Opinion

Fuite en avant des libéraux!


Fuite en avant des libéraux!

Nous sommes à un tournant majeur dans notre lutte contre les changements climatiques. Cette semaine, le chef de la Coalition Avenir Québec, François Legault, s’envolera pour la Ville lumière afin de participer à la Conférence des Nations-Unies sur les changements climatiques.

Je me réjouis de l’importance qu’accordent tous les leaders des quatre coins du monde à arriver à un accord ambitieux. Bien heureusement, le Québec ne fait pas exception face à cet enjeu qui dépasse les frontières et ne se présentera pas à Paris les mains vides. Je suis convaincu que la COP 21 sera l’occasion pour nous de réaffirmer et de consolider notre rôle de leader mondial dans l’amorce de ce nouveau chapitre environnemental.

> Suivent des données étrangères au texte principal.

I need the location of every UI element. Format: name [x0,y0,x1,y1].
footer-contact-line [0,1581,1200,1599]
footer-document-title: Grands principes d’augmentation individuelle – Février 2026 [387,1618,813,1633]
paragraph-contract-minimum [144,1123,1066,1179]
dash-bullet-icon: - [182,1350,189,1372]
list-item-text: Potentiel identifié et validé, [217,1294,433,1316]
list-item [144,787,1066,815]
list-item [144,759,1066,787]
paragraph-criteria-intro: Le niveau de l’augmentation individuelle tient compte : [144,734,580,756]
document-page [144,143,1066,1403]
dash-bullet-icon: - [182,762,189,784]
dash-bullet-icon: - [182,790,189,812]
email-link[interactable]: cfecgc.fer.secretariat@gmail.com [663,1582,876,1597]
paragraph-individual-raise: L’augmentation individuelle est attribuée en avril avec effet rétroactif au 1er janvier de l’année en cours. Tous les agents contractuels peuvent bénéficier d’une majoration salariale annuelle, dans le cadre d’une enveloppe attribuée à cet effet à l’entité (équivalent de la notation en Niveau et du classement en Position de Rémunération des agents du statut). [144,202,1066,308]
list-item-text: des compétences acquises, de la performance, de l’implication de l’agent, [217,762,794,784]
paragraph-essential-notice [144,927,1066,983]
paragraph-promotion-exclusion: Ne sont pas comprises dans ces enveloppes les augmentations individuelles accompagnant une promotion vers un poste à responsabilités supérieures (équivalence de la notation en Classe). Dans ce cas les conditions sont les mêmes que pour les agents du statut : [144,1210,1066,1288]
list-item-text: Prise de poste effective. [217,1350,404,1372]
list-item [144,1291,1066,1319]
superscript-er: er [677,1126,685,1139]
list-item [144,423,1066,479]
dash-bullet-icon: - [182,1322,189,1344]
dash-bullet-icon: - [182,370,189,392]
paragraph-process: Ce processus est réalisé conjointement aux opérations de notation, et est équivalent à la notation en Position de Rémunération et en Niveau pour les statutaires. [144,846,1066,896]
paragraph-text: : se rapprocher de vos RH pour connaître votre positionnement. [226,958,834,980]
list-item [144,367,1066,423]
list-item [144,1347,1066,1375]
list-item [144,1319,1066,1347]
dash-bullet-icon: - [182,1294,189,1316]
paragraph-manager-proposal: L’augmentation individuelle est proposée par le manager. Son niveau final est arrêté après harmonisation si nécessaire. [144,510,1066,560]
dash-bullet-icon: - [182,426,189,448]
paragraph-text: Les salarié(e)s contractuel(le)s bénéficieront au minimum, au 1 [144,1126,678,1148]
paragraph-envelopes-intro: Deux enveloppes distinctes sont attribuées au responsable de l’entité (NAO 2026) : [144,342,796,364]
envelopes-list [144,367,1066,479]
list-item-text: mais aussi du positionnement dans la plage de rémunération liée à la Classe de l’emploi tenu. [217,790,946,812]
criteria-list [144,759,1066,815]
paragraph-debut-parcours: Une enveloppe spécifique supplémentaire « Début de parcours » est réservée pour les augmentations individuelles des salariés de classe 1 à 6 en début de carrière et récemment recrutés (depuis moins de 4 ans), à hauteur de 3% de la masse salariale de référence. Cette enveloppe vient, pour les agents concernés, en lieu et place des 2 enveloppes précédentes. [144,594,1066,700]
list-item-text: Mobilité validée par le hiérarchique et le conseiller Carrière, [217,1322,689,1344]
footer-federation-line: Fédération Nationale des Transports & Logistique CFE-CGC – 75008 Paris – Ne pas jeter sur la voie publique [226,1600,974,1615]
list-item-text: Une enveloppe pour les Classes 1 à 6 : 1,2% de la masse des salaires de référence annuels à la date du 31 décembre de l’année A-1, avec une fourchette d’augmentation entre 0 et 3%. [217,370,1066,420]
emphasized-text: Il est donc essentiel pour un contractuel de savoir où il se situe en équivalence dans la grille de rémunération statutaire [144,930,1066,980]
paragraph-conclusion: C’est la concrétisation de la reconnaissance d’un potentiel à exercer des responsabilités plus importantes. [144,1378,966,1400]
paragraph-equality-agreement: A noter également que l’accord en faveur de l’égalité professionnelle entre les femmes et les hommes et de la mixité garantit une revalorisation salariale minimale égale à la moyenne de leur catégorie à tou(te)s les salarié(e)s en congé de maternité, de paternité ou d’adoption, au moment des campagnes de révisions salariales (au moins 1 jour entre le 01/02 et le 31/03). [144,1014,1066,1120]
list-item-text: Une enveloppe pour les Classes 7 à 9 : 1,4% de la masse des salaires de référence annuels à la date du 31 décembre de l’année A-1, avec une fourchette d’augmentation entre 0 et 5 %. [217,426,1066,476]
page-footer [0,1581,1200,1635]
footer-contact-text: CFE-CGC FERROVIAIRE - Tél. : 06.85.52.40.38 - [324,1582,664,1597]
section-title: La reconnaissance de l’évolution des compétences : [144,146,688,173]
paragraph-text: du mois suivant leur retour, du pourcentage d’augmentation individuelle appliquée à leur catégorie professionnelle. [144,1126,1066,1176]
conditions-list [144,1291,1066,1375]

Toutefois, j’ai de grandes inquiétudes, notamment au niveau économique, avec le plan présenté plus tôt ce mois-ci par le gouvernement libéral de Philippe Couillard. Force est d’admettre qu’une fois de plus, ce gouvernement rate la cible. Son manque de leadership et de compétence en matière d’économie le rattrape et les gestes que David Heurtel, ministre responsable de la Lutte aux changements climatiques, s’apprête à poser nuiront inutilement à notre économie à long terme.

Fuite importante de nos capitaux

Bien qu’elle paraisse ambitieuse, la cible québécoise de réduction de 37,5 % des émissions de gaz à effet de serre d’ici 2030, sous les seuils de 1990, n’est rien de tel. La stratégie adoptée pour l’atteindre révèle plutôt son amateurisme et son manque d’ambition. La qualité d’un ministre de l’Environnement se mesure non pas par la cible de réduction qu’il se fixe, mais par les moyens qu’il met en œuvre pour atteindre ses objectifs.

En réalité, près de la moitié du plan libéral repose sur un stratagème de compensation. Celui-ci se résume à recourir massivement à l’achat de « droits de polluer » sur le marché du carbone, au lieu d’investir dans des mesures concrètes et d’envergure de réduction des GES, une stratégie remise en doute par plusieurs acteurs économiques.

Ce que les Québécois ne savent pas, c’est qu’à Paris, Philippe Couillard et David Heurtel s’engageront à réduire l’inventaire carbone du Québec de 26 % par rapport à 1990. L’écart, soit 11,5 %, sera comblé par l’entremise d’achats de droits à polluer  au coût d’au moins 327 millions de dollars auprès des États qui participent ou qui se joindront au marché du carbone, comme la Californie. Cette stratégie, qui s’apparente fortement à une forme de duperie permettant de gonfler la cible de réduction, mine la crédibilité du Québec en matière environnementale.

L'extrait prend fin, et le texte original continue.